In Indiana, opioid overdose deaths rose 52 percent between 2015 and 2016.
Original Source: indystar.com
There is no single solution or secret weapon to end this epidemic: Indiana must attack substance abuse as aggressively as substance abuse is attacking Hoosier lives, families and communities.
The stories are gut-wrenching: babies born addicted to drugs; high school athletes who get hooked on the pills they’re prescribed for sports injuries; elderly Hoosiers with chronic pain problems. They come from all walks of life, and they are dying.
In 2016, more people died from drug overdoses in the U.S. than the total number of Americans killed in the Vietnam War. In Indiana, opioid overdose deaths rose 52 percent between 2015 and 2016 and have more than doubled in the last three years. Over the same period, we saw drug-related arrests by Indiana State Police increase by more than 40 percent.
I didn’t intend to make attacking the opioid epidemic a part of my agenda as governor. But, as I traveled the state leading up to the 2016 election and saw firsthand the devastating effects of opioid addiction — I couldn’t look away from the lives and communities I saw ravaged.
What’s more, our goals for the state’s future success — a more diverse, vibrant economy and a better-prepared workforce — are seriously threated by this opioid epidemic.
Just hours after I was sworn in as 51st governor of Indiana, I signed an executive order creating a new position in state government dedicated to reversing the trend of opioid overdose deaths. I appointed the former CEO of Goodwill Industries of Central Indiana, Jim McClelland, to fill the new role.
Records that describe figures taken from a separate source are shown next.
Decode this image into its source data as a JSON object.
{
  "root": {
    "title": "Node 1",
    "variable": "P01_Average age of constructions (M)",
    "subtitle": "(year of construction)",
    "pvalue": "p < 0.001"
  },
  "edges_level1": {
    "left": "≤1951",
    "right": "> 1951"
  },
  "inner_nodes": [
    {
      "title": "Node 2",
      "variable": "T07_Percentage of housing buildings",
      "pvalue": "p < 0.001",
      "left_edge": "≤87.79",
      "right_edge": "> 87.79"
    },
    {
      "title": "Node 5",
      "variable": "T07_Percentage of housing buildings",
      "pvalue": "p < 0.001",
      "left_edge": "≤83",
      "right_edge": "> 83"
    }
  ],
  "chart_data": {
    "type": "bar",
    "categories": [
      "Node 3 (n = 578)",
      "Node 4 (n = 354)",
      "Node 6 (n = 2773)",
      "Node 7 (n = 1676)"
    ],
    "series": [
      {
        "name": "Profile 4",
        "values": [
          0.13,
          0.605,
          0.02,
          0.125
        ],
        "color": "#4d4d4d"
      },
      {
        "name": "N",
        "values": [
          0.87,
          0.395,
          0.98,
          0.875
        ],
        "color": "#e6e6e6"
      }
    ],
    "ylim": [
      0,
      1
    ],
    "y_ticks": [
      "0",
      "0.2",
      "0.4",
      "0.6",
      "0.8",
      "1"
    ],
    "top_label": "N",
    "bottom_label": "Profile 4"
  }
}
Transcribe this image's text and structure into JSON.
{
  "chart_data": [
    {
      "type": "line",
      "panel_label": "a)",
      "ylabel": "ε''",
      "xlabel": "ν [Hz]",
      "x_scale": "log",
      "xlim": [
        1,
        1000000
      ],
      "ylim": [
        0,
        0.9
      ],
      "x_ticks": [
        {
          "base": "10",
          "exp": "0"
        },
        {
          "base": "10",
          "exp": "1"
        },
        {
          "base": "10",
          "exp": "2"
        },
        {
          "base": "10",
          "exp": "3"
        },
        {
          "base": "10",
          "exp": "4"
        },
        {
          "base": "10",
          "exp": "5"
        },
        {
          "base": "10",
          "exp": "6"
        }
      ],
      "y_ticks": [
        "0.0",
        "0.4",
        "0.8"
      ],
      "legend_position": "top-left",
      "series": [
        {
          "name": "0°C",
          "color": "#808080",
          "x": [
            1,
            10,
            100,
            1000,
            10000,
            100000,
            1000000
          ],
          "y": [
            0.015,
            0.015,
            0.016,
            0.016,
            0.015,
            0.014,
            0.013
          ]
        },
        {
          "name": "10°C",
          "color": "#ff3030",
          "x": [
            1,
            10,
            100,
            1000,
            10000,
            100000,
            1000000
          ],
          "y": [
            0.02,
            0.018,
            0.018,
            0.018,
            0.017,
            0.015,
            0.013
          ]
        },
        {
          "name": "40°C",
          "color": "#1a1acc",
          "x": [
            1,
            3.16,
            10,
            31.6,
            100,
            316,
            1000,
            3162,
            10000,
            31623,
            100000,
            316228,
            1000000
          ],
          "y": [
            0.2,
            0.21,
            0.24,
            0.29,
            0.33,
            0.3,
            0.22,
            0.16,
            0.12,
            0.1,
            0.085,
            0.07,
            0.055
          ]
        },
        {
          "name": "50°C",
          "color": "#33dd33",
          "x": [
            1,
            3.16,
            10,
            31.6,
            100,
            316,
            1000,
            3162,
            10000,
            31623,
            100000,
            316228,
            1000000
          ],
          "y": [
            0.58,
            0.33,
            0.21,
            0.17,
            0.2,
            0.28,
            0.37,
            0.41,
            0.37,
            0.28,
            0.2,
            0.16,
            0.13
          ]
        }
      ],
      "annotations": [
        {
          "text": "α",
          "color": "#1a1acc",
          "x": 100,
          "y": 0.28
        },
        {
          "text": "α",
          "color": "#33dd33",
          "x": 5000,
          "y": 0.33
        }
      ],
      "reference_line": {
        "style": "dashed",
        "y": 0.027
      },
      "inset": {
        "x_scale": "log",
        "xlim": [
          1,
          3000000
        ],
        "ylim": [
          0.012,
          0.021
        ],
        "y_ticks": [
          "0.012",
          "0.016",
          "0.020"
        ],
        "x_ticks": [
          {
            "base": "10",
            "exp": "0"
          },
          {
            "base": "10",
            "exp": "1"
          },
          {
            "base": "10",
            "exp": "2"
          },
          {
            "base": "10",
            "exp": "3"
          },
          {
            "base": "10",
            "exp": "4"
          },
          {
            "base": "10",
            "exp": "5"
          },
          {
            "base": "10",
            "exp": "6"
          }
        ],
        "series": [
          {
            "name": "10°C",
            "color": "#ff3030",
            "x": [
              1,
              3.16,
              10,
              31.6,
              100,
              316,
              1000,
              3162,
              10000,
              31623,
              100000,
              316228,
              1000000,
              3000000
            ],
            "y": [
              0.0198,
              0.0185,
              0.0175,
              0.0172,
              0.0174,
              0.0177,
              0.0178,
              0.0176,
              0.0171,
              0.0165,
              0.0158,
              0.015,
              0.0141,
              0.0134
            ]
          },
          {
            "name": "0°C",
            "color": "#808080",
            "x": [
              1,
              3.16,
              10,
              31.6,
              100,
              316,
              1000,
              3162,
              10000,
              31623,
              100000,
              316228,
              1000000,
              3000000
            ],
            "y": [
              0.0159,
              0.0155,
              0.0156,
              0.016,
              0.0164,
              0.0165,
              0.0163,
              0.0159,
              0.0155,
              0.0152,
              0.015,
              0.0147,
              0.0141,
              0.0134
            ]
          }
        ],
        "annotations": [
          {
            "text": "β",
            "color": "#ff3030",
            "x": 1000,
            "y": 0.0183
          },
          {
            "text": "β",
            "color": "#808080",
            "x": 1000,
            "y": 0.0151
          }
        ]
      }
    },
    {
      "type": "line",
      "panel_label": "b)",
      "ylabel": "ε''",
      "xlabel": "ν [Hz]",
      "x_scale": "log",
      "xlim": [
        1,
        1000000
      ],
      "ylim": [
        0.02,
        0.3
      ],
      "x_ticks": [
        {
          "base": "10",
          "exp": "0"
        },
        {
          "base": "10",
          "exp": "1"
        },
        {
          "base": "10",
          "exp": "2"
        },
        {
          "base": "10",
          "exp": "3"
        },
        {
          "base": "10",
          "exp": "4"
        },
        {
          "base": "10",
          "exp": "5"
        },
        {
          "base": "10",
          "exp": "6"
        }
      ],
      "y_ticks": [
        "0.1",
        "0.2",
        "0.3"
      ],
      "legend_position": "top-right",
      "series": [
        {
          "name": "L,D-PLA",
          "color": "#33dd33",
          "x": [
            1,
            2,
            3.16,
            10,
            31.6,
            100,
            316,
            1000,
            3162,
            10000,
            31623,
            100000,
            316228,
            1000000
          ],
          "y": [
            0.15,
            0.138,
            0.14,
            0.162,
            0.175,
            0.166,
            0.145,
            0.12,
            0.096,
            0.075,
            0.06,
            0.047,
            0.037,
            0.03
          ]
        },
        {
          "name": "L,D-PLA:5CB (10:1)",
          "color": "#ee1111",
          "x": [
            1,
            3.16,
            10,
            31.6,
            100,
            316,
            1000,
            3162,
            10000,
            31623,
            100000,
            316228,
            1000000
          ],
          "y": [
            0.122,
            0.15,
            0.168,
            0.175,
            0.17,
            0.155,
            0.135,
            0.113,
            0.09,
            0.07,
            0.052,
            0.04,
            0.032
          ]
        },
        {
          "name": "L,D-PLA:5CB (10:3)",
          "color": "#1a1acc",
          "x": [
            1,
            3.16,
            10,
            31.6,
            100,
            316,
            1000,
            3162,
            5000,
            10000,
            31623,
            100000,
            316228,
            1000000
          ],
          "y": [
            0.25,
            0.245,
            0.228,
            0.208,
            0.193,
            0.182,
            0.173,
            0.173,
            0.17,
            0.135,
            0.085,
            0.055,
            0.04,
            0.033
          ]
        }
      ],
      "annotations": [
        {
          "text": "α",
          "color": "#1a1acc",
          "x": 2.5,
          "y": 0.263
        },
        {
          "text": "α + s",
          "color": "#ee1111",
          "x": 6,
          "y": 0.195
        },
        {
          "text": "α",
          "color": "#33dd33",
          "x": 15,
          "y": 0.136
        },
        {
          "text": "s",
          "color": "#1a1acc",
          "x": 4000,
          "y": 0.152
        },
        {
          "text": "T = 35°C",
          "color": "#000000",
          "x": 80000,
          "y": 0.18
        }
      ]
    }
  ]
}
Less than a year later, Indiana has taken thoughtful steps to help shake the scourge of addiction from our communities. At the heart of these efforts is a strategic plan that sets the right vision with a comprehensive, community-based approach. The plan outlines a three-pronged framework to attack the epidemic through prevention, treatment and enforcement. Indiana’s lawmakers advanced legislation this year to reflect those three key lines of attack, with new laws that address opioid prescribing, allow locals to establish syringe exchange programs and create tougher consequences for those who rob pharmacies.
My administration is advancing other programs and initiatives in each of these areas, as well.
On the prevention side, we are taking steps to make sure medical professionals and state policymakers are equipped with the right data and information they need to make good decisions. Indiana is implementing technology statewide that will provide medical professionals access to patients’ opioid prescription history far more quickly, and state agencies are sharing opioid- and addiction-related data like never before.
We’re also working to increase treatment options. Within our Healthy Indiana Plan federal waiver application, we requested the ability to expand treatment services for addiction — which could mean $60 million to $65 million in additional funding for residential treatment and recovery. In July, we announced five new medication-assisted treatment sites around the state. And, with $10.9 million in funds from a 21st Century Cures Grant created by Congress, Indiana will increase residential treatment, create mobile intervention teams and place peer recovery coaches in high-need areas around the state.
Finally, our jails have become de facto detox facilities, but they lack the training, resources and space to provide the treatment people need. We need public safety approaches that complement our public health providers’ efforts. Across the state, there are examples of local sheriffs and police departments doing just that. For example, in LaPorte, those with an addiction who want help can walk into any police or fire station without fear of being arrested. Instead, volunteers assist local authorities in identifying treatment and transporting people to the help they need.
These efforts are just the beginning. We need to do more, much more. It took 20 years for the opioid epidemic to get to this point in Indiana, and it will take time for us to overcome it. But, together we can help those struggling with addiction get on the road to recovery.
And, the good news is there are people waiting to walk with them through every step of the journey back.